Judge Rakoff’s decision last September dismissed most of the counts set forth in Picard’s complaint and substantially narrowed the focus of Picard’s adversary proceeding. Section 548(a) of the Bankruptcy Code allows a trustee to avoid transfers made up to two years prior to the commencement of the bankruptcy case if made with deliberate fraudulent intent. However, the rights of a good faith transferee are recognized and protected under Section 548(c). That section provides that a transferee “that takes for value and in good faith” may retain the property transferred to it “to the extent that such transferee . . . gave value to the debtor in exchange” for such transfer.
The briefs filed last week showed each side closely adhering to the paths provided by Judge Rakoff in his ruling last year. Rakoff strongly intimated that no value was provided with respect to the $83 million of fictitious profits received by the Wilpon/Katz Group in the two year period before the filing of the BLMIS case, and Picard accordingly contends now that no material facts or valid defenses exist with respect to those payments.
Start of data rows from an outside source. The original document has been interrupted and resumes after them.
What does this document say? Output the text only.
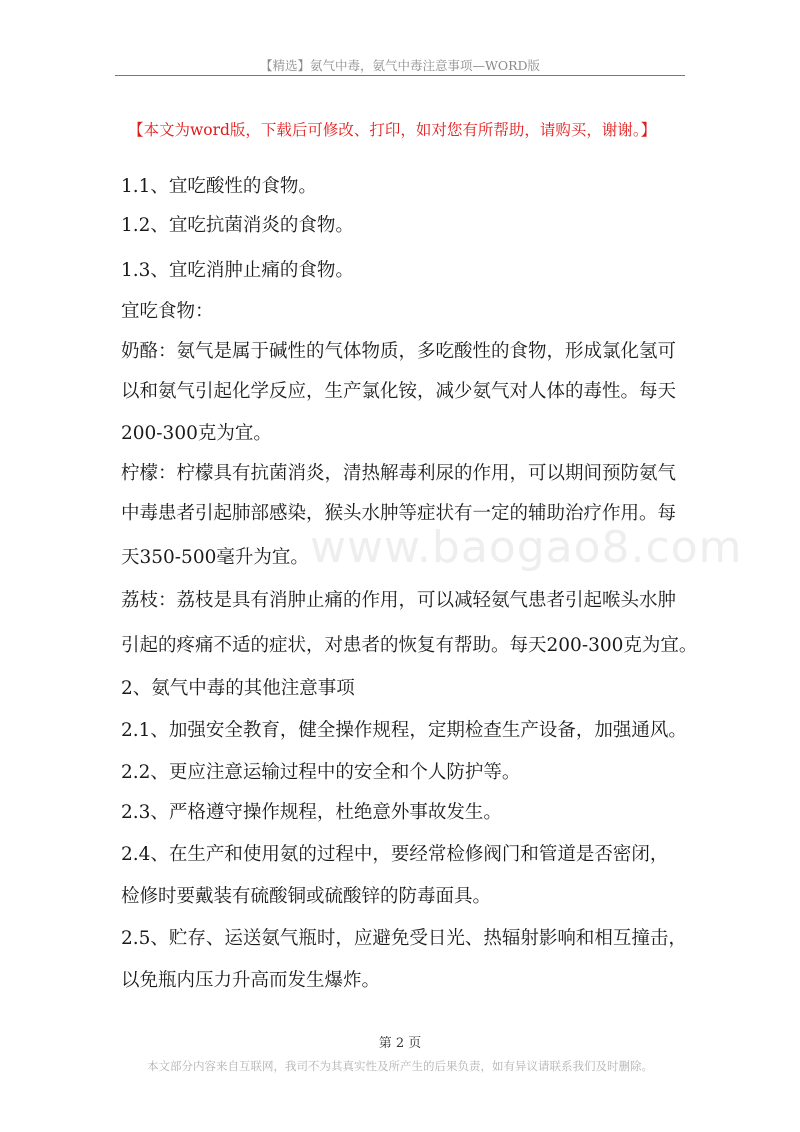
【精选】氨气中毒，氨气中毒注意事项—WORD版
【本文为word版，下载后可修改、打印，如对您有所帮助，请购买，谢谢。】
www.baogao8.com
1.1、宜吃酸性的食物。
1.2、宜吃抗菌消炎的食物。
1.3、宜吃消肿止痛的食物。
宜吃食物：
奶酪：氨气是属于碱性的气体物质，多吃酸性的食物，形成氯化氢可
以和氨气引起化学反应，生产氯化铵，减少氨气对人体的毒性。每天
200-300克为宜。
柠檬：柠檬具有抗菌消炎，清热解毒利尿的作用，可以期间预防氨气
中毒患者引起肺部感染，猴头水肿等症状有一定的辅助治疗作用。每
天350-500毫升为宜。
荔枝：荔枝是具有消肿止痛的作用，可以减轻氨气患者引起喉头水肿
引起的疼痛不适的症状，对患者的恢复有帮助。每天200-300克为宜。
2、氨气中毒的其他注意事项
2.1、加强安全教育，健全操作规程，定期检查生产设备，加强通风。
2.2、更应注意运输过程中的安全和个人防护等。
2.3、严格遵守操作规程，杜绝意外事故发生。
2.4、在生产和使用氨的过程中，要经常检修阀门和管道是否密闭，
检修时要戴装有硫酸铜或硫酸锌的防毒面具。
2.5、贮存、运送氨气瓶时，应避免受日光、热辐射影响和相互撞击，
以免瓶内压力升高而发生爆炸。
第 2 页
本文部分内容来自互联网，我司不为其真实性及所产生的后果负责，如有异议请联系我们及时删除。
On the other hand, Rakoff ruled that the Wilpon/Katz Group’s invested principal clearly did provide “value” to BLMIS, thus requiring Picard to demonstrate a lack of “good faith” in order to recover payments that constituted the return of such principal. The Wilpon/Katz Group argues strenuously that Picard’s mélange of supposed “red flags” fails to approach the standard of “willful blindness” that Judge Rakoff stated must be shown in order to show an absence of good faith.
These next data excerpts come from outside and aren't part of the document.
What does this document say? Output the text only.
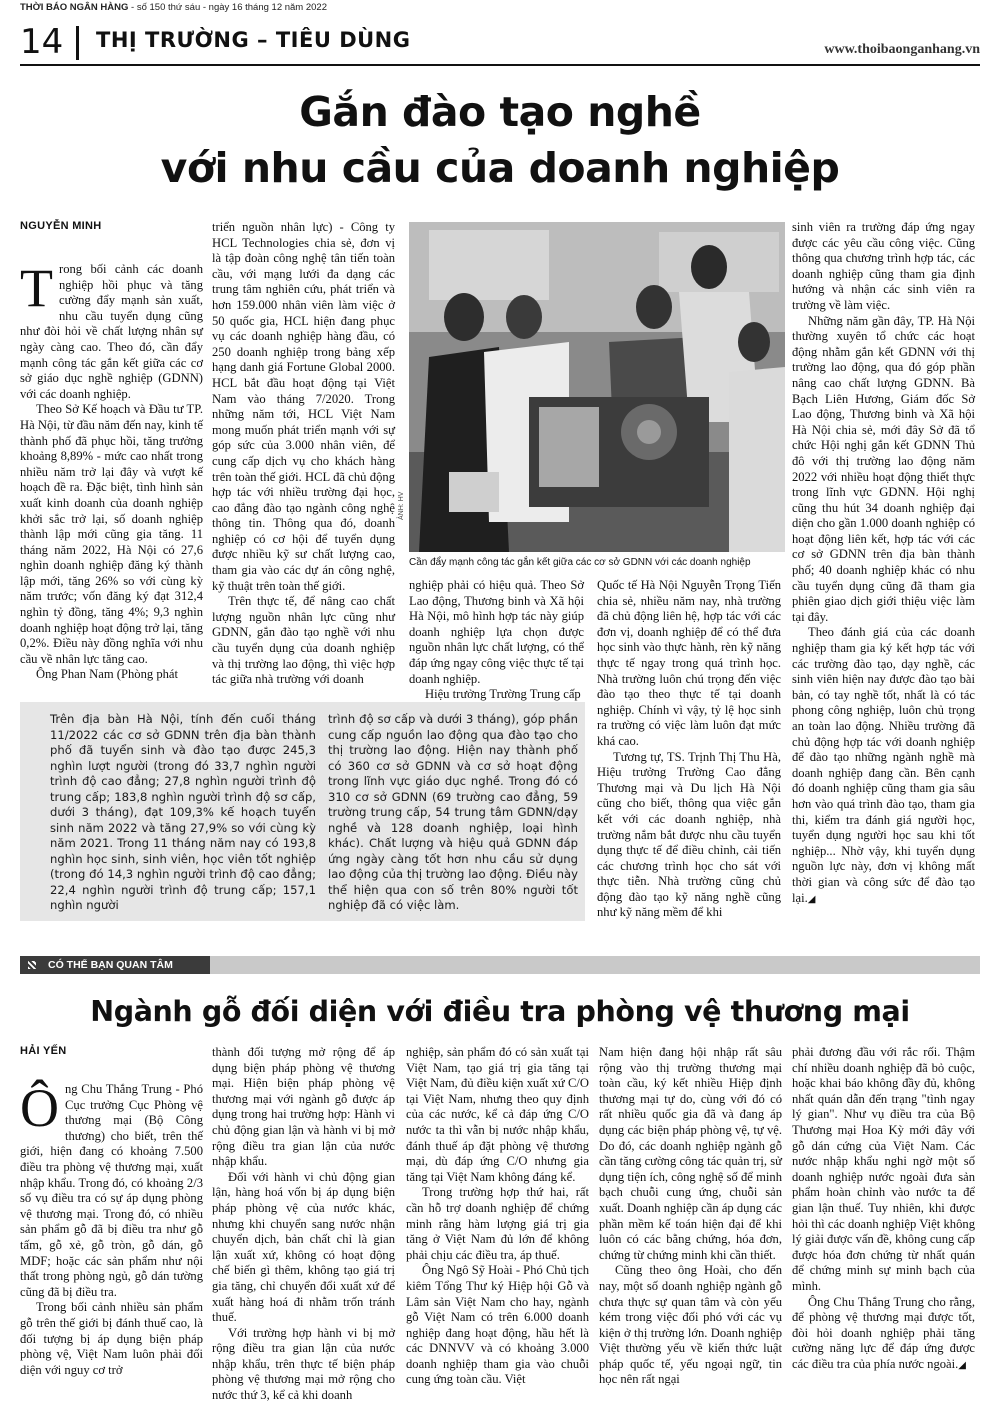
THỜI BÁO NGÂN HÀNG - số 150 thứ sáu - ngày 16 tháng 12 năm 2022
14 THỊ TRƯỜNG – TIÊU DÙNG	www.thoibaonganhang.vn
Gắn đào tạo nghề
với nhu cầu của doanh nghiệp
NGUYỄN MINH

Trong bối cảnh các doanh nghiệp hồi phục và tăng cường đẩy mạnh sản xuất, nhu cầu tuyển dụng cũng như đòi hỏi về chất lượng nhân sự ngày càng cao. Theo đó, cần đẩy mạnh công tác gắn kết giữa các cơ sở giáo dục nghề nghiệp (GDNN) với các doanh nghiệp.

Theo Sở Kế hoạch và Đầu tư TP. Hà Nội, từ đầu năm đến nay, kinh tế thành phố đã phục hồi, tăng trưởng khoảng 8,89% - mức cao nhất trong nhiều năm trở lại đây và vượt kế hoạch đề ra. Đặc biệt, tình hình sản xuất kinh doanh của doanh nghiệp khởi sắc trở lại, số doanh nghiệp thành lập mới cũng gia tăng. 11 tháng năm 2022, Hà Nội có 27,6 nghìn doanh nghiệp đăng ký thành lập mới, tăng 26% so với cùng kỳ năm trước; vốn đăng ký đạt 312,4 nghìn tỷ đồng, tăng 4%; 9,3 nghìn doanh nghiệp hoạt động trở lại, tăng 0,2%. Điều này đồng nghĩa với nhu cầu về nhân lực tăng cao.

Ông Phan Nam (Phòng phát

triển nguồn nhân lực) - Công ty HCL Technologies chia sẻ, đơn vị là tập đoàn công nghệ tân tiến toàn cầu, với mạng lưới đa dạng các trung tâm nghiên cứu, phát triển và hơn 159.000 nhân viên làm việc ở 50 quốc gia, HCL hiện đang phục vụ các doanh nghiệp hàng đầu, có 250 doanh nghiệp trong bảng xếp hạng danh giá Fortune Global 2000. HCL bắt đầu hoạt động tại Việt Nam vào tháng 7/2020. Trong những năm tới, HCL Việt Nam mong muốn phát triển mạnh với sự góp sức của 3.000 nhân viên, để cung cấp dịch vụ cho khách hàng trên toàn thế giới. HCL đã chủ động hợp tác với nhiều trường đại học, cao đẳng đào tạo ngành công nghệ thông tin. Thông qua đó, doanh nghiệp có cơ hội để tuyển dụng được nhiều kỹ sư chất lượng cao, tham gia vào các dự án công nghệ, kỹ thuật trên toàn thế giới.

Trên thực tế, để nâng cao chất lượng nguồn nhân lực cũng như GDNN, gắn đào tạo nghề với nhu cầu tuyển dụng của doanh nghiệp và thị trường lao động, thì việc hợp tác giữa nhà trường với doanh

ẢNH: HV
Cần đẩy mạnh công tác gắn kết giữa các cơ sở GDNN với các doanh nghiệp

nghiệp phải có hiệu quả. Theo Sở Lao động, Thương binh và Xã hội Hà Nội, mô hình hợp tác này giúp doanh nghiệp lựa chọn được nguồn nhân lực chất lượng, có thể đáp ứng ngay công việc thực tế tại doanh nghiệp.

Hiệu trưởng Trường Trung cấp

Quốc tế Hà Nội Nguyễn Trọng Tiến chia sẻ, nhiều năm nay, nhà trường đã chủ động liên hệ, hợp tác với các đơn vị, doanh nghiệp để có thể đưa học sinh vào thực hành, rèn kỹ năng thực tế ngay trong quá trình học. Nhà trường luôn chú trọng đến việc đào tạo theo thực tế tại doanh nghiệp. Chính vì vậy, tỷ lệ học sinh ra trường có việc làm luôn đạt mức khá cao.

Tương tự, TS. Trịnh Thị Thu Hà, Hiệu trưởng Trường Cao đẳng Thương mại và Du lịch Hà Nội cũng cho biết, thông qua việc gắn kết với các doanh nghiệp, nhà trường nắm bắt được nhu cầu tuyển dụng thực tế để điều chỉnh, cải tiến các chương trình học cho sát với thực tiễn. Nhà trường cũng chủ động đào tạo kỹ năng nghề cũng như kỹ năng mềm để khi

sinh viên ra trường đáp ứng ngay được các yêu cầu công việc. Cũng thông qua chương trình hợp tác, các doanh nghiệp cũng tham gia định hướng và nhận các sinh viên ra trường về làm việc.

Những năm gần đây, TP. Hà Nội thường xuyên tổ chức các hoạt động nhằm gắn kết GDNN với thị trường lao động, qua đó góp phần nâng cao chất lượng GDNN. Bà Bạch Liên Hương, Giám đốc Sở Lao động, Thương binh và Xã hội Hà Nội chia sẻ, mới đây Sở đã tổ chức Hội nghị gắn kết GDNN Thủ đô với thị trường lao động năm 2022 với nhiều hoạt động thiết thực trong lĩnh vực GDNN. Hội nghị cũng thu hút 34 doanh nghiệp đại diện cho gần 1.000 doanh nghiệp có hoạt động liên kết, hợp tác với các cơ sở GDNN trên địa bàn thành phố; 40 doanh nghiệp khác có nhu cầu tuyển dụng cũng đã tham gia phiên giao dịch giới thiệu việc làm tại đây.

Theo đánh giá của các doanh nghiệp tham gia ký kết hợp tác với các trường đào tạo, dạy nghề, các sinh viên hiện nay được đào tạo bài bản, có tay nghề tốt, nhất là có tác phong công nghiệp, luôn chủ trọng an toàn lao động. Nhiều trường đã chủ động hợp tác với doanh nghiệp để đào tạo những ngành nghề mà doanh nghiệp đang cần. Bên cạnh đó doanh nghiệp cũng tham gia sâu hơn vào quá trình đào tạo, tham gia thi, kiểm tra đánh giá người học, tuyển dụng người học sau khi tốt nghiệp... Nhờ vậy, khi tuyển dụng nguồn lực này, đơn vị không mất thời gian và công sức để đào tạo lại.◢

Trên địa bàn Hà Nội, tính đến cuối tháng 11/2022 các cơ sở GDNN trên địa bàn thành phố đã tuyển sinh và đào tạo được 245,3 nghìn lượt người (trong đó 33,7 nghìn người trình độ cao đẳng; 27,8 nghìn người trình độ trung cấp; 183,8 nghìn người trình độ sơ cấp, dưới 3 tháng), đạt 109,3% kế hoạch tuyển sinh năm 2022 và tăng 27,9% so với cùng kỳ năm 2021. Trong 11 tháng năm nay có 193,8 nghìn học sinh, sinh viên, học viên tốt nghiệp (trong đó 14,3 nghìn người trình độ cao đẳng; 22,4 nghìn người trình độ trung cấp; 157,1 nghìn người
trình độ sơ cấp và dưới 3 tháng), góp phần cung cấp nguồn lao động qua đào tạo cho thị trường lao động. Hiện nay thành phố có 360 cơ sở GDNN và cơ sở hoạt động trong lĩnh vực giáo dục nghề. Trong đó có 310 cơ sở GDNN (69 trường cao đẳng, 59 trường trung cấp, 54 trung tâm GDNN/dạy nghề và 128 doanh nghiệp, loại hình khác). Chất lượng và hiệu quả GDNN đáp ứng ngày càng tốt hơn nhu cầu sử dụng lao động của thị trường lao động. Điều này thể hiện qua con số trên 80% người tốt nghiệp đã có việc làm.
CÓ THỂ BẠN QUAN TÂM
Ngành gỗ đối diện với điều tra phòng vệ thương mại
HẢI YẾN

Ông Chu Thắng Trung - Phó Cục trưởng Cục Phòng vệ thương mại (Bộ Công thương) cho biết, trên thế giới, hiện đang có khoảng 7.500 điều tra phòng vệ thương mại, xuất nhập khẩu. Trong đó, có khoảng 2/3 số vụ điều tra có sự áp dụng phòng vệ thương mại. Trong đó, có nhiều sản phẩm gỗ đã bị điều tra như gỗ tấm, gỗ xẻ, gỗ tròn, gỗ dán, gỗ MDF; hoặc các sản phẩm như nội thất trong phòng ngủ, gỗ dán tường cũng đã bị điều tra.

Trong bối cảnh nhiều sản phẩm gỗ trên thế giới bị đánh thuế cao, là đối tượng bị áp dụng biện pháp phòng vệ, Việt Nam luôn phải đối diện với nguy cơ trở

thành đối tượng mở rộng để áp dụng biện pháp phòng vệ thương mại. Hiện biện pháp phòng vệ thương mại với ngành gỗ được áp dụng trong hai trường hợp: Hành vi chủ động gian lận và hành vi bị mở rộng điều tra gian lận của nước nhập khẩu.

Đối với hành vi chủ động gian lận, hàng hoá vốn bị áp dụng biện pháp phòng vệ của nước khác, nhưng khi chuyển sang nước nhận chuyển dịch, bản chất chỉ là gian lận xuất xứ, không có hoạt động chế biến gì thêm, không tạo giá trị gia tăng, chỉ chuyển đổi xuất xứ để xuất hàng hoá đi nhằm trốn tránh thuế.

Với trường hợp hành vi bị mở rộng điều tra gian lận của nước nhập khẩu, trên thực tế biện pháp phòng vệ thương mại mở rộng cho nước thứ 3, kể cả khi doanh

nghiệp, sản phẩm đó có sản xuất tại Việt Nam, tạo giá trị gia tăng tại Việt Nam, đủ điều kiện xuất xứ C/O tại Việt Nam, nhưng theo quy định của các nước, kể cả đáp ứng C/O nước ta thì vẫn bị nước nhập khẩu, đánh thuế áp đặt phòng vệ thương mại, dù đáp ứng C/O nhưng gia tăng tại Việt Nam không đáng kể.

Trong trường hợp thứ hai, rất cần hỗ trợ doanh nghiệp để chứng minh rằng hàm lượng giá trị gia tăng ở Việt Nam đủ lớn để không phải chịu các điều tra, áp thuế.

Ông Ngô Sỹ Hoài - Phó Chủ tịch kiêm Tổng Thư ký Hiệp hội Gỗ và Lâm sản Việt Nam cho hay, ngành gỗ Việt Nam có trên 6.000 doanh nghiệp đang hoạt động, hầu hết là các DNNVV và có khoảng 3.000 doanh nghiệp tham gia vào chuỗi cung ứng toàn cầu. Việt

Nam hiện đang hội nhập rất sâu rộng vào thị trường thương mại toàn cầu, ký kết nhiều Hiệp định thương mại tự do, cùng với đó có rất nhiều quốc gia đã và đang áp dụng các biện pháp phòng vệ, tự vệ. Do đó, các doanh nghiệp ngành gỗ cần tăng cường công tác quản trị, sử dụng tiện ích, công nghệ số để minh bạch chuỗi cung ứng, chuỗi sản xuất. Doanh nghiệp cần áp dụng các phần mềm kế toán hiện đại để khi luôn có các bằng chứng, hóa đơn, chứng từ chứng minh khi cần thiết.

Cũng theo ông Hoài, cho đến nay, một số doanh nghiệp ngành gỗ chưa thực sự quan tâm và còn yếu kém trong việc đối phó với các vụ kiện ở thị trường lớn. Doanh nghiệp Việt thường yếu về kiến thức luật pháp quốc tế, yếu ngoại ngữ, tin học nên rất ngại

phải đương đầu với rắc rối. Thậm chí nhiều doanh nghiệp đã bỏ cuộc, hoặc khai báo không đầy đủ, không nhất quán dẫn đến trạng "tình ngay lý gian". Như vụ điều tra của Bộ Thương mại Hoa Kỳ mới đây với gỗ dán cứng của Việt Nam. Các nước nhập khẩu nghi ngờ một số doanh nghiệp nước ngoài đưa sản phẩm hoàn chỉnh vào nước ta để gian lận thuế. Tuy nhiên, khi được hỏi thì các doanh nghiệp Việt không lý giải được vấn đề, không cung cấp được hóa đơn chứng từ nhất quán để chứng minh sự minh bạch của mình.

Ông Chu Thắng Trung cho rằng, để phòng vệ thương mại được tốt, đòi hỏi doanh nghiệp phải tăng cường năng lực để đáp ứng được các điều tra của phía nước ngoài.◢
Judge Rakoff must find with respect to each motion that there are no genuine factual issues to be determined at a full trial. Picard would appear to have the stronger chance for immediate success here. Unless Judge Rakoff determines to apply a different legal standard now than he did last year, the issue of fictitious profits looks to be clear and straight forward. On the other hand, the issue of good faith appears to be less susceptible to immediate disposition. While it does not appear that Picard will be able to satisfy Rakoff’s “willful blindness” standard, Judge Rakoff will probably allow Picard to present his evidence to a jury.